Different activation functions, including ReLU, are investigated in Jarrett et al. [2009] and Glorot et al. [2011]. Ruder [2016] gives an overview of many variants of gradient descent. Nocedal and Wright [2006] provide practical advice on gradient descent and related methods. Karimi et al. [2016] analyze how many iterations of stochastic gradient descent are needed. The Glorot uniform initializer is by Glorot and Bengio [2010]. Dropout is described by Hinton et al. [2012b].

Convolutional neural networks and the MNIST dataset are by LeCun et al. [1998a]. Krizhevsky et al. [2012] describe AlexNet, which used convolutional neural networks to significantly beat the state-of-the-art on ImageNet [Russakovsky et al., 2014], a dataset to predict which of 1000 categories is in an image. Residual networks are described by He et al. [2015].

Jurafsky and Martin [2023] provide a textbook introduction to speech and language processing, which includes more detail on some of the language models presented here. LSTMs were invented by Hochreiter and Schmidhuber [1997]. Gers et al. [2000] introduced the forget gate to LSTMs. Word embeddings were pioneered by Bengio et al. [2003]. The CBOW and Skip-gram models, collectively known as Word2vec, are by Mikolov et al. [2013]. Olah [2015] presents a tutorial introduction to LSTMs.

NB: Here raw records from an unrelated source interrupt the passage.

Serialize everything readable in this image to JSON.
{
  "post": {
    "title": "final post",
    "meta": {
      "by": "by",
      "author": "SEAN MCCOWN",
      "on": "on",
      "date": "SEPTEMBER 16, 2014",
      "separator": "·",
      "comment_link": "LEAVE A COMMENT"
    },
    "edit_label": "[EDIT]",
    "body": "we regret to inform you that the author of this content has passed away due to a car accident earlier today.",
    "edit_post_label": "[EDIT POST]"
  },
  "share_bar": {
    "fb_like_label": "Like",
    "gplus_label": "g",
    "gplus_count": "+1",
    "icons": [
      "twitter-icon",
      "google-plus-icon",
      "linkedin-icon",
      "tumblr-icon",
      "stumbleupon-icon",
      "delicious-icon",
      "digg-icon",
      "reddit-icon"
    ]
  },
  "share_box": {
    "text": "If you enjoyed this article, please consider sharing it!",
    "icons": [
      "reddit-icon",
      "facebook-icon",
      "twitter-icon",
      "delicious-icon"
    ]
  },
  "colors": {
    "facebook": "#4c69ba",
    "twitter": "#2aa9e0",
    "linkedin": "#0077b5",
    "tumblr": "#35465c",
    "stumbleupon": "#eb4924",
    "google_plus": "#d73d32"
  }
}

Attention for machine translation was pioneered by Bahdanau et al. [2015]. Transformers are due to Vaswani et al. [2017]. Alammar [2018] provides a tutorial introduction, and Phuong and Hutter [2022] provide a self-contained introduction, with pseudocode, to transformers. Tay et al. [2022] survey the time and memory complexity of transformer variants. AlphaFold [Senior et al., 2020; Jumper et al., 2021] and RoseTTAFold [Baek et al., 2021] used transformers and other deep learning techniques for protein folding.

Large pre-trained language models are surveyed by Qiu et al. [2020] and Minaee et al. [2021]. Bommasani et al. [2021], calling them foundation models, outlined a research program for large pre-trained models of language, vision, science, and other domains. The language models in Figure 8.15 are ELMo [Peters et al., 2018], BERT [Devlin et al., 2019], Magetron-ML [Shoeybi et al., 2019], GPT-3 [Brown et al., 2020], GShard [Lepikhin et al., 2021], Switch-C [Fedus et al., 2021], Gopher [Rae et al., 2021], and PaLM [Chowdhery et al., 2022]. Shanahan [2022] and Zhang et al. [2022b] discuss what large language models actually learn and what they do not learn.

Srivastava et al. [2022] provide challenge benchmarks of 204 diverse tasks that are more precisely specified than the Turing test and are beyond the capabilities of current language models. Lertvittayakumjorn and Toni [2021] and Qian et al. [2021] survey explainability in natural language systems.

Generative adversarial networks were invented by Goodfellow et al. [2014]. Adversarial debiasing is based on Zhang et al. [2018]. Sohl-Dickstein et al. [2015] and Ho et al. [2020] present diffusion probabilistic models.

Bender et al. [2021] and Weidinger et al. [2021] discuss issues with large pre-trained models, and include a diverse collection of references.